Note: you should consider the meaning of the operation rather than details like its name, but feel free to comment about such details on the corresponding github issues (linked from the gist).
Note: if you think of some important operation that should be also included, please open an issue in the github repository.
I find myself wanting a function on a Seq[(K, A)] to Map[K, Set[A]] or
Map[K, Seq[A]]. Note that this is like groupBy, but doesn’t retain the key
in the value collection.
Besides the already mentioned methods I often find myself missing takeUntil (when I want one element less than I can achieve with takeWhile) and intercalate.
Frequently finding myself needing Seq[Optoin[A]] => Seq[A], getting rid of all the Nones. Sure you can use flatten but that’s terrible for readability. In JS land’s Lodash it’s called compact.
Seq(Some(1), None, Some(5)).compact == Seq(1, 5)
Also, Seq[T] => (T => K) => Map[K, T] which is called keyBy in Lodash.
@jatcwang - compact is called flatten. We already have the functionality, and many people are used to the existing name; this isn’t going to change. I am not sure why you think flatten is terrible for readability (since it does take a nested and thus “non-flat” representation and makes it flat, whereas compact could also mean “don’t retain any buffer for further modifications”), but anyway, it’s established and thus will stay that way.
keyBy is a possibly dangerous simplification of groupBy because collisions in key are resolved in an arbitrary way. The proposed groupMapReduce provides this functionality in a principled way (i.e. makes you specify what you want to do in case of collisions).
@ShaneDelmore - I’m not sure why you would want one less than takeWhile. The natural meaning of takeUntil (in analogy with 0 until 5) is that takeUntil(p) takes everything before but not including that element where p returns true; and this is exactly what you get from takeWhile(!p). It is takeTo, where the last element is included, that is difficult to achieve with the current methods.
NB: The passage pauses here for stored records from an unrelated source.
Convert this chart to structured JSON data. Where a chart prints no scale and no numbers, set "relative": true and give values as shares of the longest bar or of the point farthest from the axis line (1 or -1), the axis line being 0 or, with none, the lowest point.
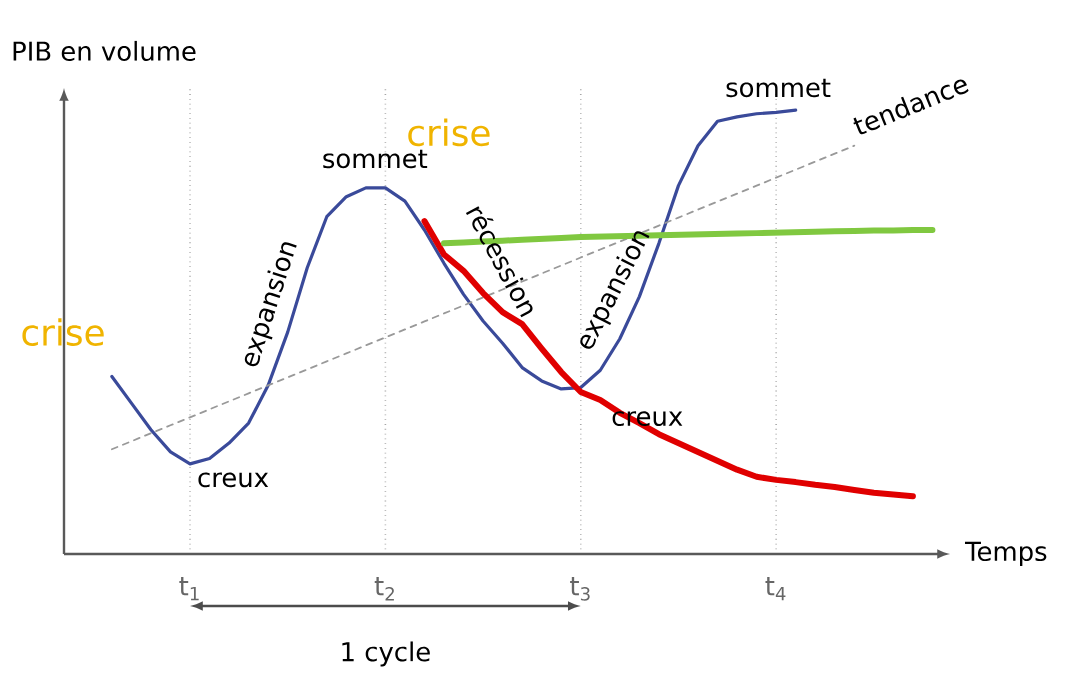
{
  "chart_data": {
    "type": "line",
    "relative": true,
    "xlabel": "Temps",
    "ylabel": "PIB en volume",
    "categories": [
      null,
      null,
      null,
      null,
      null,
      null,
      "t$_{1}$",
      null,
      null,
      null,
      null,
      null,
      null,
      null,
      null,
      null,
      "t$_{2}$",
      null,
      null,
      null,
      null,
      null,
      null,
      null,
      null,
      null,
      "t$_{3}$",
      null,
      null,
      null,
      null,
      null,
      null,
      null,
      null,
      null,
      "t$_{4}$",
      null,
      null,
      null,
      null,
      null,
      null,
      null,
      null
    ],
    "grid": "x",
    "marker": "none",
    "series": [
      {
        "color": "#3a4a9a",
        "line_style": "solid",
        "values": [
          null,
          null,
          0.4,
          0.34,
          0.28,
          0.23,
          0.203,
          0.215,
          0.25,
          0.295,
          0.38,
          0.5,
          0.645,
          0.76,
          0.805,
          0.825,
          0.825,
          0.795,
          0.73,
          0.655,
          0.585,
          0.525,
          0.475,
          0.42,
          0.39,
          0.372,
          0.375,
          0.414,
          0.485,
          0.58,
          0.7,
          0.83,
          0.92,
          0.975,
          0.985,
          0.992,
          0.995,
          1.0,
          null,
          null,
          null,
          null,
          null,
          null,
          null
        ]
      },
      {
        "name": "tendance",
        "color": "#999999",
        "line_style": "dashed",
        "values": [
          null,
          null,
          0.236,
          0.254,
          0.272,
          0.29,
          0.308,
          0.326,
          0.344,
          0.362,
          0.38,
          0.398,
          0.416,
          0.434,
          0.452,
          0.47,
          0.488,
          0.506,
          0.524,
          0.542,
          0.56,
          0.578,
          0.596,
          0.614,
          0.632,
          0.65,
          0.668,
          0.686,
          0.704,
          0.722,
          0.74,
          0.758,
          0.776,
          0.794,
          0.812,
          0.83,
          0.848,
          0.866,
          0.884,
          0.902,
          0.92,
          null,
          null,
          null,
          null
        ]
      },
      {
        "color": "#e00000",
        "line_style": "solid",
        "values": [
          null,
          null,
          null,
          null,
          null,
          null,
          null,
          null,
          null,
          null,
          null,
          null,
          null,
          null,
          null,
          null,
          null,
          null,
          0.75,
          0.675,
          0.638,
          0.588,
          0.545,
          0.518,
          0.463,
          0.41,
          0.365,
          0.347,
          0.318,
          0.295,
          0.27,
          0.25,
          0.23,
          0.21,
          0.19,
          0.174,
          0.167,
          0.162,
          0.156,
          0.151,
          0.144,
          0.138,
          0.134,
          0.13,
          null
        ]
      },
      {
        "color": "#80c840",
        "line_style": "solid",
        "values": [
          null,
          null,
          null,
          null,
          null,
          null,
          null,
          null,
          null,
          null,
          null,
          null,
          null,
          null,
          null,
          null,
          null,
          null,
          null,
          0.7,
          0.702,
          0.704,
          0.706,
          0.708,
          0.71,
          0.712,
          0.714,
          0.715,
          0.716,
          0.717,
          0.718,
          0.719,
          0.72,
          0.721,
          0.722,
          0.723,
          0.724,
          0.725,
          0.726,
          0.727,
          0.728,
          0.729,
          0.729,
          0.73,
          0.73
        ]
      }
    ],
    "annotations": [
      "crise",
      "crise",
      "sommet",
      "sommet",
      "creux",
      "creux",
      "expansion",
      "récession",
      "expansion",
      "1 cycle"
    ]
  }
}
I think we should take inspiration from what Spark added, because that’s both clearly successful and very well known (the same API is also in all other Spark frontends, which means it’s the de facto standard for data science now).
Examples are reduceByKey and operations that treat a list of pairs as a map.
Overall, however we have to be very careful here. It’s easy to make a case for each individual addition. But if we add them all we will end up with a mess, and its easy to make a case against that, too . The problem is how to balance one against the other.
One possible solution that we should explore further is to put new (and also some old?) operations in decorators as opposed to the core classes. That should be doable for any method that does not need an override in a subclass, and I would hope that’s the majority. That way we could experiment with different “bundles” that cover different functionalities. We’d also make the core library lighter, which is very important in some cases.
I like @odersky’s suggestion of, at least for now, putting many of the suggestions in decorators in a separate library. That way they have room to evolve a bit without needing standard-library-level stability.